Playseat markets it as the cockpit used by professional F1 drivers to train between race weekends, and the ergonomics bear that out. The frame structure is designed to transmit FFB vibrations rather than dampen them, so sensations from the wheelbase travel through the chassis and into the seat. Geek Street’s reviewer noted this adds a layer of physical immersion that a standard GT cockpit does not replicate. The pedal deck is built from thick metal and showed no flex under hard braking. The frame showed no side-to-side movement.
You are the right buyer if Formula 1 is your primary sim discipline and you want the seating position to feel as close to the real thing as your budget allows. The cockpit is genuinely stiff, the formula ergonomics are accurate, and the price reflects the manufacturing standard. You are the wrong buyer if you also race GT, touring cars, or rally. There is no shifter mount and no handbrake mount. The fixed formula seating position means swapping to a more upright GT position is not possible.

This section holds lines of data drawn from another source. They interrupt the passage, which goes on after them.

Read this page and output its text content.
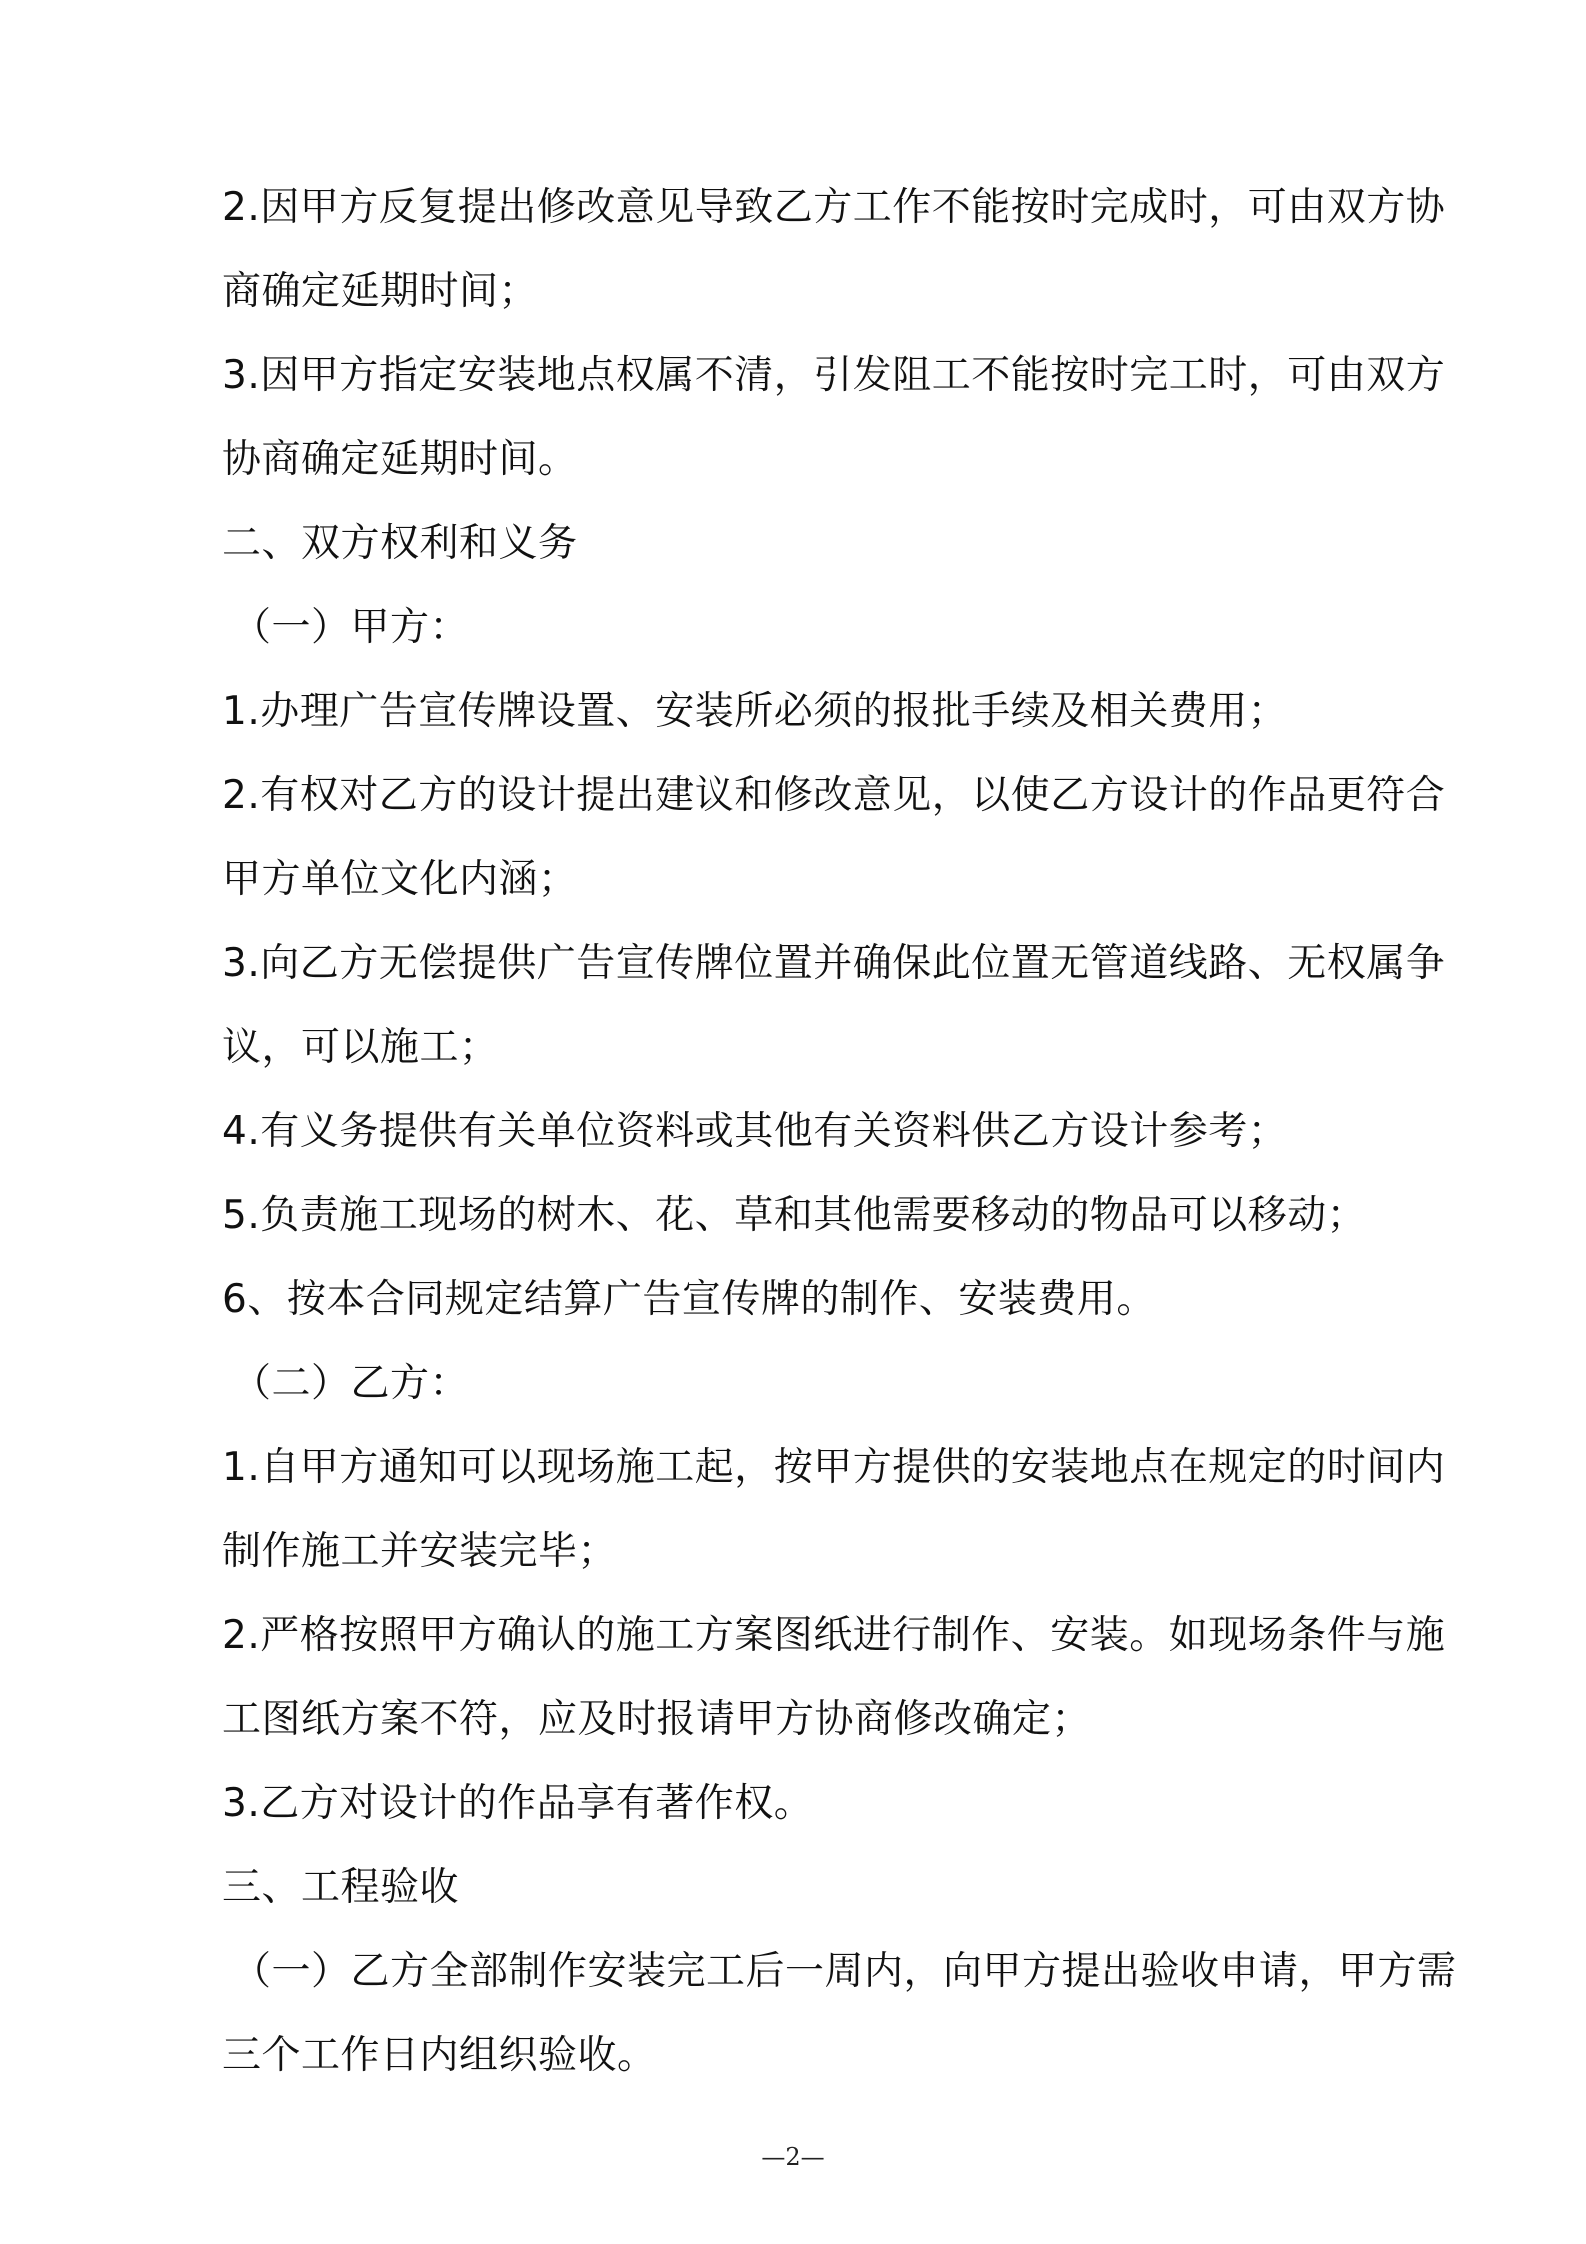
2.因甲方反复提出修改意见导致乙方工作不能按时完成时，可由双方协
商确定延期时间；
3.因甲方指定安装地点权属不清，引发阻工不能按时完工时，可由双方
协商确定延期时间。
二、双方权利和义务
（一）甲方：
1.办理广告宣传牌设置、安装所必须的报批手续及相关费用；
2.有权对乙方的设计提出建议和修改意见，以使乙方设计的作品更符合
甲方单位文化内涵；
3.向乙方无偿提供广告宣传牌位置并确保此位置无管道线路、无权属争
议，可以施工；
4.有义务提供有关单位资料或其他有关资料供乙方设计参考；
5.负责施工现场的树木、花、草和其他需要移动的物品可以移动；
6、按本合同规定结算广告宣传牌的制作、安装费用。
（二）乙方：
1.自甲方通知可以现场施工起，按甲方提供的安装地点在规定的时间内
制作施工并安装完毕；
2.严格按照甲方确认的施工方案图纸进行制作、安装。如现场条件与施
工图纸方案不符，应及时报请甲方协商修改确定；
3.乙方对设计的作品享有著作权。
三、工程验收
（一）乙方全部制作安装完工后一周内，向甲方提出验收申请，甲方需
三个工作日内组织验收。
—2—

The adjustability picture is mostly good but has one practical frustration. The top pedal height position puts the adjustment screws behind the side plates, so changing the angle means removing those plates first. For a cockpit at this price, a more accessible solution is a reasonable expectation. The seat slider also drew a comment about feeling cheaper than the overall price suggests. At $2,149-$2,499 the Playseat Formula Intelligence is an honest purchase only if F1-style racing is what you bought the cockpit for. If you are buying it as a versatile general-purpose rig, that money works harder elsewhere.